As time marches on and I see more comments re my festive holiday photo, I am realizing people do not realize I AM WEARING A DRESS. What the eff do you think I’m wearing? My festive holly t-shirt?
It’s a dress I ordered offa the internet last year, for my work Christmas party. It was like $6 and came from China and it’s practically see-through so I didn’t wear it. But I also put this photo on Instagram and people are all, “That’s a DRESS?” and I just can’t figure out what the hell else it could be.
In summation, yes. It’s a dress. I also tossed it, as not only is it see-through, it doesn’t even fit, because all I do is lie around and read romance magazines from bygone eras and eat literal pound cake.
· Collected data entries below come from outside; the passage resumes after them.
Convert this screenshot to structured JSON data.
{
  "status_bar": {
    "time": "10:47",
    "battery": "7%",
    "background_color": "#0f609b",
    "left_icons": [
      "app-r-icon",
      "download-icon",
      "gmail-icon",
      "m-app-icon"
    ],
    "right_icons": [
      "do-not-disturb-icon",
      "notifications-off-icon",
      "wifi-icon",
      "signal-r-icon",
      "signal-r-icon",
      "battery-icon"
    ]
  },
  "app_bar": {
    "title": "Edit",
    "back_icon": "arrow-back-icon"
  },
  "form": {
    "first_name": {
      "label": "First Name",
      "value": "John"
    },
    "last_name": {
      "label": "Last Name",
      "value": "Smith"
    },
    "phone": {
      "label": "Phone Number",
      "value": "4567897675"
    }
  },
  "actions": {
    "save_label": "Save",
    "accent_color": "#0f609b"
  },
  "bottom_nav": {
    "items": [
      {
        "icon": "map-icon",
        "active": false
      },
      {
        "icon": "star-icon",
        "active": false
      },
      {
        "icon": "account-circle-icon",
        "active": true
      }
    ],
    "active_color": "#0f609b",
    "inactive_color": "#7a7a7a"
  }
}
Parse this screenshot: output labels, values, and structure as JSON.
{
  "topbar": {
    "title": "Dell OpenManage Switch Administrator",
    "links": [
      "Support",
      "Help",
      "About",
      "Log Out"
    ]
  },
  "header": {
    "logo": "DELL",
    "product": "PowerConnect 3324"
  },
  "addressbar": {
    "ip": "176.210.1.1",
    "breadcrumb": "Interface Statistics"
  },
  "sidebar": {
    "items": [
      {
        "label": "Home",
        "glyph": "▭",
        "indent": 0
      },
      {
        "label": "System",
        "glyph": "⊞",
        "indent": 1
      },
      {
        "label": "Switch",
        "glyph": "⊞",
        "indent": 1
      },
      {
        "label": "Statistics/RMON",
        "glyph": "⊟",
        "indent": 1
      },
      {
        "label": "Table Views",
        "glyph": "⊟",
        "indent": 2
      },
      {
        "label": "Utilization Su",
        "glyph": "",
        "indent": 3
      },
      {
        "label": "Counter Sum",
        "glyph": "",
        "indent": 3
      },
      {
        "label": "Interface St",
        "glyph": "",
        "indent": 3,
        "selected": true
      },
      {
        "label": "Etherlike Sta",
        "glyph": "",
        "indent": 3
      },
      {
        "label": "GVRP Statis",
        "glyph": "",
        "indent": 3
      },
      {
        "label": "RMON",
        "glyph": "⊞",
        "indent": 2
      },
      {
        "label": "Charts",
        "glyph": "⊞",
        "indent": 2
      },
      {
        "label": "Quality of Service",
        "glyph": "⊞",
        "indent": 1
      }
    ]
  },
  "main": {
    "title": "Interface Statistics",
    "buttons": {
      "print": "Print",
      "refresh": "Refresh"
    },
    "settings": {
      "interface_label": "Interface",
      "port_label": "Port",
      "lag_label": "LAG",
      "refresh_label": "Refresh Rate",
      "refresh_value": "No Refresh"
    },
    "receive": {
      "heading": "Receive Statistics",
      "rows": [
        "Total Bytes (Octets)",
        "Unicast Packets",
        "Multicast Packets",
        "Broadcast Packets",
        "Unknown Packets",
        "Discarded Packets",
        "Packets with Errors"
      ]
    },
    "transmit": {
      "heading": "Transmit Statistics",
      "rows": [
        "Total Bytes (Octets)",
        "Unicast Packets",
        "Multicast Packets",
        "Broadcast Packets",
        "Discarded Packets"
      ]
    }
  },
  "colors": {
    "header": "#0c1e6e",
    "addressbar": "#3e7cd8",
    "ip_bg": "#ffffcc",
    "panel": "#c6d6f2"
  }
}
We need to bring back the long-form romance magazine. If I have the attention span for them, others do too. I like them not because reading romance interests me that much. It’s part of my obsession with reading about the everyday of bygone eras, a thing that began with Laura Ingalls Wilder, got further enhanced by my 1940s photographs of Norma and Vern, and is probably why I keep blogging even though everyone else went on to, I don’t know. What does everyone else do now? They tick and tock or whatever.
I just love reading about how someone gets a letter saying, “My secretary quit. Would you like to be my secretary now?” Or how they have coffee after dinner. Or how they’re delighted to have a “cute two-room apartment.” That’s the stuff that rivets me. I never care that Brett huskily tells Mona how beautiful she is. We all know Brett’s gonna fuck up somehow.
I gotta go. I knew it’d be quiet at first, as everyone has to do whatever it is they do first at work before stuff gets to me, but now there are messages coming to me asking if I can, you know, copy edit stuff and I said yes. She said yes! He went to Jared! He went to copy edit!